With the people about her, mental torpor was a virtue. Physical torpor was the one unpardonable sin. A man's character was estimated and set down in the unwritten, though perpetually legendary, annals of his time, by the amount of work he could do. A woman who could keep house on the smallest means, and look tidy and happy under the burdens of her life, ask nothing and expect nothing of the pleasurable portion of existence, was a Christian of the highest feminine order. In fact, work and contentment were the cardinal virtues of the inhabitants of the Ridge.

Mary Winthrop understood this to be their peculiar fault, and endeavored to overcome the infatuation, though with but little success. The people were disposed to be shy of the Winthrops now, and not a little

envious, as they knew that they saw in their intelligent faces at least their equals.

"When a man is contented," says a modern preacher and reformer, "thoroughly contented, in the common acceptance of that questionable virtue, he is fit to be buried." No one should ever be content when there is a point still higher that he can reach-a point where any soul can look upward unabashed. Content is the bane of progress, the clog upon the feet of improvement. Never stop in attempting to gain any probable or possible good until the voice of the Inevitable says, "Hitherto, and no further."
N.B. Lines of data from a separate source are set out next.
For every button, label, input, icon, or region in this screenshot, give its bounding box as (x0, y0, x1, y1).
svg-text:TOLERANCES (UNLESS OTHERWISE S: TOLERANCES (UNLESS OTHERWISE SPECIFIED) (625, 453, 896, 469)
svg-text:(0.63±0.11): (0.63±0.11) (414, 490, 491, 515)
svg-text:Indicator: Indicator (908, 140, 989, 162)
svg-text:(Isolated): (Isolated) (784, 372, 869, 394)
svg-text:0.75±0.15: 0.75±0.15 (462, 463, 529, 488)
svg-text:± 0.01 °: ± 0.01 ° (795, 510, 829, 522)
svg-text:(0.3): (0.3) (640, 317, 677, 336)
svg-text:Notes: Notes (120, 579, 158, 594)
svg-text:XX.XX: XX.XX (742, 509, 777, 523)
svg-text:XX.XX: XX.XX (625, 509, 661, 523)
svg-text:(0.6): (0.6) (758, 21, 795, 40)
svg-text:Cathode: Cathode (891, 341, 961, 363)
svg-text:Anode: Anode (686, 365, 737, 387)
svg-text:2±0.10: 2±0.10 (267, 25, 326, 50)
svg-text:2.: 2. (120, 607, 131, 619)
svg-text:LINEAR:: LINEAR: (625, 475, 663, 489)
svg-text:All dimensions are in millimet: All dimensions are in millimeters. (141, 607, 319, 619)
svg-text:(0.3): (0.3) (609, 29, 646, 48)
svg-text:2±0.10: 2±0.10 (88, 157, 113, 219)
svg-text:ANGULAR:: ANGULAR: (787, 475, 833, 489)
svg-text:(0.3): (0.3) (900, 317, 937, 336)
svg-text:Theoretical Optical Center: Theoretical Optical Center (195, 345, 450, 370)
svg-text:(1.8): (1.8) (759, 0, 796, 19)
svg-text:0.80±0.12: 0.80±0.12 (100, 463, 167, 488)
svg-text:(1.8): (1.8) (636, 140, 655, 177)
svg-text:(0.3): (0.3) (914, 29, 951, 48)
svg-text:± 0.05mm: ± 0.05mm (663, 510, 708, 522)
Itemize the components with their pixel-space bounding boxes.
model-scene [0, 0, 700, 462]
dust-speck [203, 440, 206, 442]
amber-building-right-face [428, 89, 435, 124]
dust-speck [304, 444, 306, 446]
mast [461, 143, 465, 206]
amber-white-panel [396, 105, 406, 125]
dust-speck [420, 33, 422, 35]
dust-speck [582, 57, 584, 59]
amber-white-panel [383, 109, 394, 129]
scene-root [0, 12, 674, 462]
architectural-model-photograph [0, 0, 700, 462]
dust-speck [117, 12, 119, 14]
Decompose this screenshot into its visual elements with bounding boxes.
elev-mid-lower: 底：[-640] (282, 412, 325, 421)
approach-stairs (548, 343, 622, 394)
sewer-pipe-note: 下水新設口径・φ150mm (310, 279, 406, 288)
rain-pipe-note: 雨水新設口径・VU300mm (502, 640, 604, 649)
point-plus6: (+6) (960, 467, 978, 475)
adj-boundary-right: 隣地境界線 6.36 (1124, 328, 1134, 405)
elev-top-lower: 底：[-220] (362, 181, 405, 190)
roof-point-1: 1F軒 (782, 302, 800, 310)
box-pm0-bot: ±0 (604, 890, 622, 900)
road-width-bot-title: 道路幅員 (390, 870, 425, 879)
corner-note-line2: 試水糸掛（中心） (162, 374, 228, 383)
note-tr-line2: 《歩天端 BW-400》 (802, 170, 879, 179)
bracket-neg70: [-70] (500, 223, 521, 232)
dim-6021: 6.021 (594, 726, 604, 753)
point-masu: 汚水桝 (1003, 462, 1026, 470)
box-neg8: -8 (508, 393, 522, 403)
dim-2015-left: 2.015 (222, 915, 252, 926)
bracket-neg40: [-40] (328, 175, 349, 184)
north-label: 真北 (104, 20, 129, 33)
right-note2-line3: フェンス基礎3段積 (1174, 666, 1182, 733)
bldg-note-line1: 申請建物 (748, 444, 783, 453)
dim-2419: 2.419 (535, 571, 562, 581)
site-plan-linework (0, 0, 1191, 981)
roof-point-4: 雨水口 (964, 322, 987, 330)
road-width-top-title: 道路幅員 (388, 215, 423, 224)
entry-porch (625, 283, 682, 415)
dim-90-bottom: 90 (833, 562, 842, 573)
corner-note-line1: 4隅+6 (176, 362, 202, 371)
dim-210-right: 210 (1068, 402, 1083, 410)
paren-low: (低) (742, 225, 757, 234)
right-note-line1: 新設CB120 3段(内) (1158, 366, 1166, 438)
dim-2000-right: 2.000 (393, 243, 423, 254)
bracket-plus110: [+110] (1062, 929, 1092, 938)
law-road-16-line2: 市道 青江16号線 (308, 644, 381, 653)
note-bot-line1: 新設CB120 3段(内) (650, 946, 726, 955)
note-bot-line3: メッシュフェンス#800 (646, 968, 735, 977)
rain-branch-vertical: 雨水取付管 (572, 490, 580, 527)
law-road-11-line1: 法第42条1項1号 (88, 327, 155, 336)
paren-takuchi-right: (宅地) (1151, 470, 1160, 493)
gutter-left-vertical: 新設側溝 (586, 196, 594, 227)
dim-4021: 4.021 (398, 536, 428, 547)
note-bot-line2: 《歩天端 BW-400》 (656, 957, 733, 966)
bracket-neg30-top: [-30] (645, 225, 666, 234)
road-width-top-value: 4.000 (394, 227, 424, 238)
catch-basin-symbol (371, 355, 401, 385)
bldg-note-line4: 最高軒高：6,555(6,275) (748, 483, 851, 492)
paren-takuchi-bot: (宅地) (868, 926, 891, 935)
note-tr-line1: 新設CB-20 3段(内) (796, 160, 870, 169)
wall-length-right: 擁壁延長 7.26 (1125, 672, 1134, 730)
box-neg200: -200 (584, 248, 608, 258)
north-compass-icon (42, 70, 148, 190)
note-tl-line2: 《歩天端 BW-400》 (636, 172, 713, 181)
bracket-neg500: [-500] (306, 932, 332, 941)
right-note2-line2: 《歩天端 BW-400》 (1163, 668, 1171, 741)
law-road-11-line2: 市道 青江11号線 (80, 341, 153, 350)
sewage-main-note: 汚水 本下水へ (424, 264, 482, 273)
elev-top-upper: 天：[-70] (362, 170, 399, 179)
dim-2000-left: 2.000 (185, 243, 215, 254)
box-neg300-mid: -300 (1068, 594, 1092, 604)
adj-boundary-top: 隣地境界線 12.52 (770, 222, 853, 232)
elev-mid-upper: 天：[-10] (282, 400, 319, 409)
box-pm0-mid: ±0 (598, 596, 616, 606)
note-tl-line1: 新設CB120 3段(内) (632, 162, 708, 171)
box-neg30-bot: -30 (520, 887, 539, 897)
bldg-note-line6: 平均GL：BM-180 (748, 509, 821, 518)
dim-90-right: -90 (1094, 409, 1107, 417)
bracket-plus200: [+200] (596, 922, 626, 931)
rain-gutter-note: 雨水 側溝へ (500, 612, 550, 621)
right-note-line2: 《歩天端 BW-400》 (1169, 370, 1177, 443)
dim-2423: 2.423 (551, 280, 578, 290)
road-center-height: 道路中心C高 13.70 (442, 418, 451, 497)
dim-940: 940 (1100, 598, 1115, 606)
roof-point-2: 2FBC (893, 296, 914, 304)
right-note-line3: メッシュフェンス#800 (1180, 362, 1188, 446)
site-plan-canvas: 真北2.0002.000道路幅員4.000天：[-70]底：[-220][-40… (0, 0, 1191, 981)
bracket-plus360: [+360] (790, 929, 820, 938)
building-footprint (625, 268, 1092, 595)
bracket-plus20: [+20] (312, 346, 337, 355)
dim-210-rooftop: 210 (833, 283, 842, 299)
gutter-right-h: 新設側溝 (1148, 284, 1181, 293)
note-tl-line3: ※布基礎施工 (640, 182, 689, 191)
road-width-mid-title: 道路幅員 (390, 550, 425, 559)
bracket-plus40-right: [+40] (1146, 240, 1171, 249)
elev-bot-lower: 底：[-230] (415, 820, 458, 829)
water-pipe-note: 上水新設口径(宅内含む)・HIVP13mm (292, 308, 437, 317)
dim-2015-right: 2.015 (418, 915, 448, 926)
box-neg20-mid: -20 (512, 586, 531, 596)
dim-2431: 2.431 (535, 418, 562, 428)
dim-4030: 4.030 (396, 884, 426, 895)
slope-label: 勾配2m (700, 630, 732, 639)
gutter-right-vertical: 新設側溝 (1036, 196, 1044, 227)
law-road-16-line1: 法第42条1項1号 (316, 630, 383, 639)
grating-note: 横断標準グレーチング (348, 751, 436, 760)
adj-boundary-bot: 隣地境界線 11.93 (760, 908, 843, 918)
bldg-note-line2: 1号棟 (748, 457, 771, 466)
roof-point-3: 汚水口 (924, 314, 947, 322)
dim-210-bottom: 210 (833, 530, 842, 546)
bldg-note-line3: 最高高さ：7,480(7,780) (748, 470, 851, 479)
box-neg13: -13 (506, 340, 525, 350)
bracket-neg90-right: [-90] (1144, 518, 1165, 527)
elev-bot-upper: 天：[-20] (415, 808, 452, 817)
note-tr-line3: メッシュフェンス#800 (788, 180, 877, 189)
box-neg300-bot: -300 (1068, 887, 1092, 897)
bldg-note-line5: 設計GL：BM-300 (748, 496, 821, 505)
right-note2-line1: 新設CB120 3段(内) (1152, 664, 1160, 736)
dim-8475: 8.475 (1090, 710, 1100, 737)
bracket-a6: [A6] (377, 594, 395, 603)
Benjamin Rollin went to his labor that autumn, in the great city of Philadelphia, Mary Winthrop to her own home, with Sandy McLain and Peter Dally for evening pupils, while each had his duties, one in the household, one in the threshing barn, and poor Peter in the husking stack of Nelson Winthrop. The last had become. quite useful to himself, and a great comfort to his mother, whose blind love vailed her eyes to many of his deficiencies.

The Log School House seemed to have an inspiring genius perched in its rafters, for study was the rule and not the exception among the new and old pupils, and the master was very, very happy. Rhetorical exercises were introduced with not a little shyness on the part of the performers, but still with unexpected success.

A materialist would, without doubt, ascribe all this enthusiasm to the weather and the health of the students, but there was a more potent influence than atmospheric or physical power could produce.